Victor Davis Hanson, the Martin and Illie Anderson Senior Fellow at the Hoover Institution, has been awarded the National Humanities Medal. President Bush honored Hanson and nine other medal recipients in a ceremony on November 15, 2007, in the White House East Room.
Hanson, a military historian, classicist, and author, is the third Hoover fellow to receive the National Humanities Medal. The Institution itself also has been given the award, in 2006.
“These men and women have shaped our understanding of the past, chronicled stories of tyranny overcome by liberty, and helped preserve our cultural treasures for future generations,” Bush said as he introduced the ten humanities honorees.
Hanson was honored “for his scholarship on civilizations past and present,” the official White House citation said. “He has cultivated the fields of history and brought forth an abundant harvest of wisdom for our times.”
“The Hoover Institution is honored to count Victor Davis Hanson among those Hoover fellows who have been recognized with this award,” said John Raisian, the Tad and Dianne Taube Director of the Hoover Institution. “Those medals have been bestowed on Thomas Sowell and Shelby Steele, as well as the one awarded by the president to the Hoover Institution itself. Victor’s honor is well deserved and a source of inspiration and pride for all of us.”
Steele, the Robert J. and Marion E. Oster Senior Fellow, received the medal in 2004, and Sowell, the Rose and Milton Friedman Senior Fellow in Public Policy, was honored in 2002.
The National Humanities Medal, first awarded in 1989 as the Charles Frankel Prize, honors individuals and organizations whose work has deepened the nation’s understanding of the humanities, broadened citizens’ engagement with the humanities, or helped preserve and expand America’s access to important humanities resources.
Hanson received a bachelor of arts degree in classics from the University of California, Santa Cruz, in 1975 (in 2002 he was named UCSC’s alumnus of the year). He became a fellow of the American School of Classical Studies in 1978–79. He received his doctorate in classics from Stanford University in 1980.
He was a full-time farmer before he joined California State University, Fresno, in 1984 to create a classics program. In 1991, he was awarded the American Philological Association Excellence in Teaching Award, which is given yearly to the country’s top undergraduate teachers of Greek and Latin.
He was a National Endowment for the Humanities Fellow at the Center for Advanced Studies in the Behavioral Sciences at Stanford University (1992–93), a visiting professor of classics at Stanford (1991–92), a recipient of the Eric Breindel Award for opinion journalism (2002), an Alexander Onassis Fellow (2001), and the visiting Shifrin Chair of Military History at the U.S. Naval Academy (2002–03). He is also the Wayne and Marcia Buske Distinguished Fellow in History at Hillsdale College, where every fall he teaches courses in military history and classical culture.
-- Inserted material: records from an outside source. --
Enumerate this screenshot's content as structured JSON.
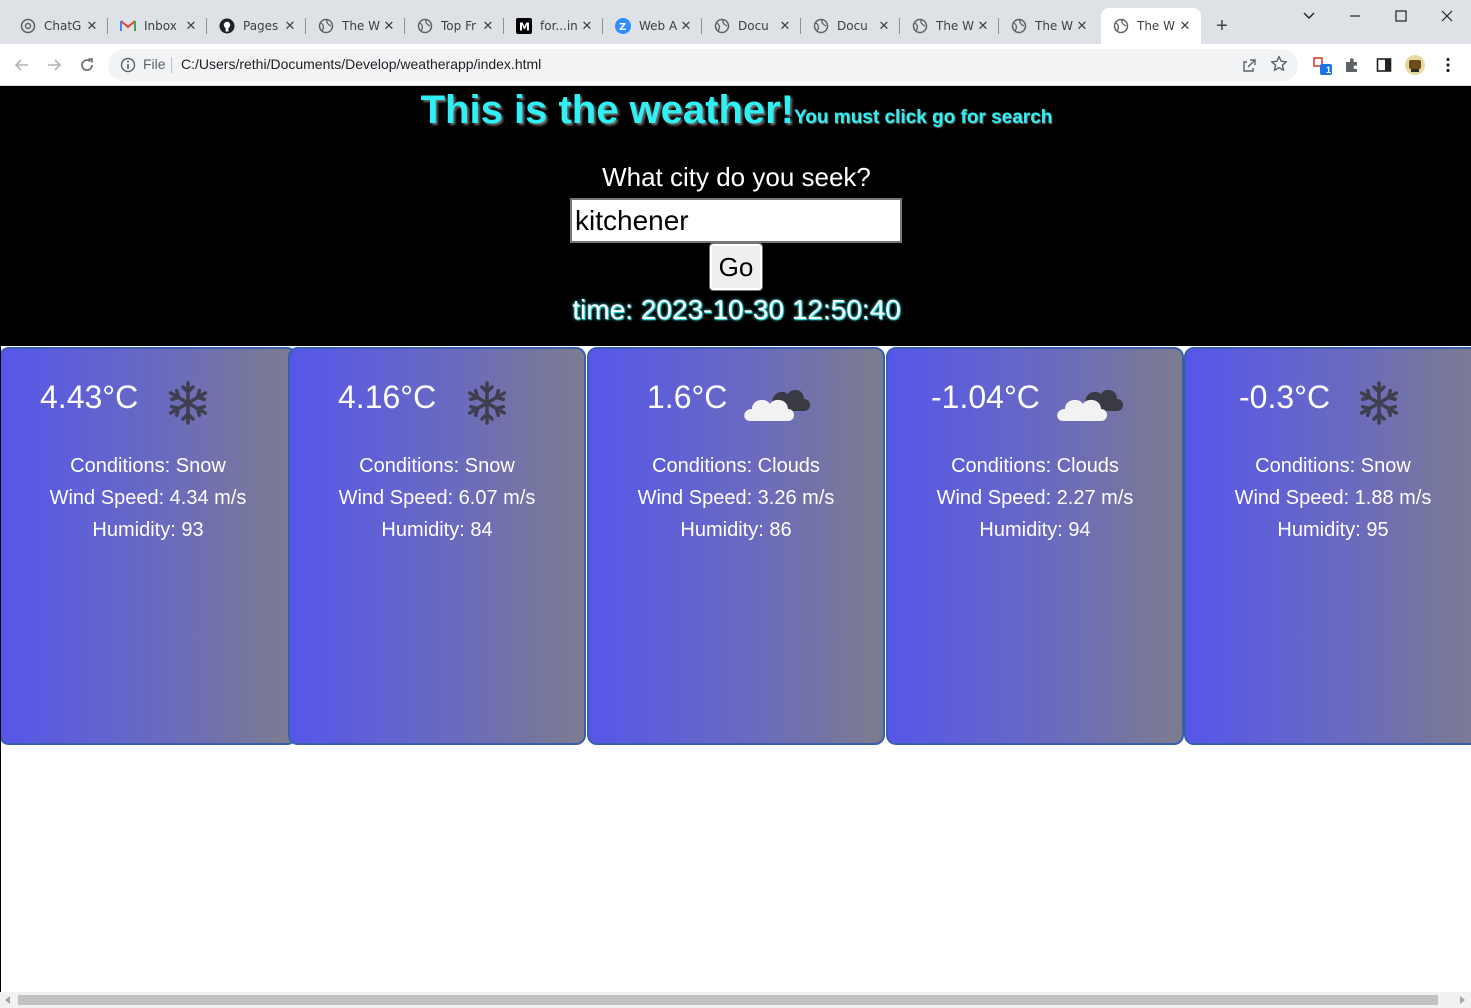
{
  "browser": {
    "tabs": [
      {
        "title": "ChatG",
        "icon": "chatgpt-icon"
      },
      {
        "title": "Inbox",
        "icon": "gmail-icon"
      },
      {
        "title": "Pages",
        "icon": "github-icon"
      },
      {
        "title": "The W",
        "icon": "globe-icon"
      },
      {
        "title": "Top Fr",
        "icon": "globe-icon"
      },
      {
        "title": "for...in",
        "icon": "medium-icon"
      },
      {
        "title": "Web A",
        "icon": "zoom-icon"
      },
      {
        "title": "Docu",
        "icon": "globe-icon"
      },
      {
        "title": "Docu",
        "icon": "globe-icon"
      },
      {
        "title": "The W",
        "icon": "globe-icon"
      },
      {
        "title": "The W",
        "icon": "globe-icon"
      },
      {
        "title": "The W",
        "icon": "globe-icon",
        "active": true
      }
    ],
    "address": {
      "scheme_label": "File",
      "url": "C:/Users/rethi/Documents/Develop/weatherapp/index.html"
    },
    "extension_badge": "1"
  },
  "page": {
    "title": "This is the weather!",
    "subtitle": "You must click go for search",
    "prompt": "What city do you seek?",
    "city_value": "kitchener",
    "go_label": "Go",
    "time_text": "time: 2023-10-30 12:50:40"
  },
  "forecast": [
    {
      "temp": "4.43°C",
      "icon": "snowflake-icon",
      "conditions": "Conditions: Snow",
      "wind": "Wind Speed: 4.34 m/s",
      "humidity": "Humidity: 93"
    },
    {
      "temp": "4.16°C",
      "icon": "snowflake-icon",
      "conditions": "Conditions: Snow",
      "wind": "Wind Speed: 6.07 m/s",
      "humidity": "Humidity: 84"
    },
    {
      "temp": "1.6°C",
      "icon": "cloud-icon",
      "conditions": "Conditions: Clouds",
      "wind": "Wind Speed: 3.26 m/s",
      "humidity": "Humidity: 86"
    },
    {
      "temp": "-1.04°C",
      "icon": "cloud-icon",
      "conditions": "Conditions: Clouds",
      "wind": "Wind Speed: 2.27 m/s",
      "humidity": "Humidity: 94"
    },
    {
      "temp": "-0.3°C",
      "icon": "snowflake-icon",
      "conditions": "Conditions: Snow",
      "wind": "Wind Speed: 1.88 m/s",
      "humidity": "Humidity: 95"
    }
  ],
  "colors": {
    "heading": "#2ff0f5",
    "hero_bg": "#000000",
    "card_gradient_start": "#5656ea",
    "card_gradient_end": "#7c7c8e",
    "card_border": "#3a5fb0"
  }
}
Hanson has written articles, book reviews, and newspaper editorials on Greek, agrarian, and military history and essays on contemporary culture. Since 2001, he has written a weekly column for National Review Online, and in 2004, he began a syndicated column for Tribune Media Services.
He has written or edited seventeen books. His newest work of military history, A War Like No Other: How the Athenians and Spartans Fought the Peloponnesian War, was named one of the New York Times Notable 100 Books of 2006. He is a co-author, with Heather Mac Donald and Steven Malanga, of The Immigration Solution: A Better Plan Than Today’s, which was published late last year.
The nine other 2007 Humanities Medals were awarded to scholar Stephen H. Balch; author Russell Freedman; philanthropist Roger Hertog; author Cynthia Ozick; author and historian Richard Pipes; curator and author Pauline L. Schultz; scholar Henry Leonard Snyder; scholar Ruth R. Wisse; and the Monuments Men Foundation for the Preservation of Art of Dallas.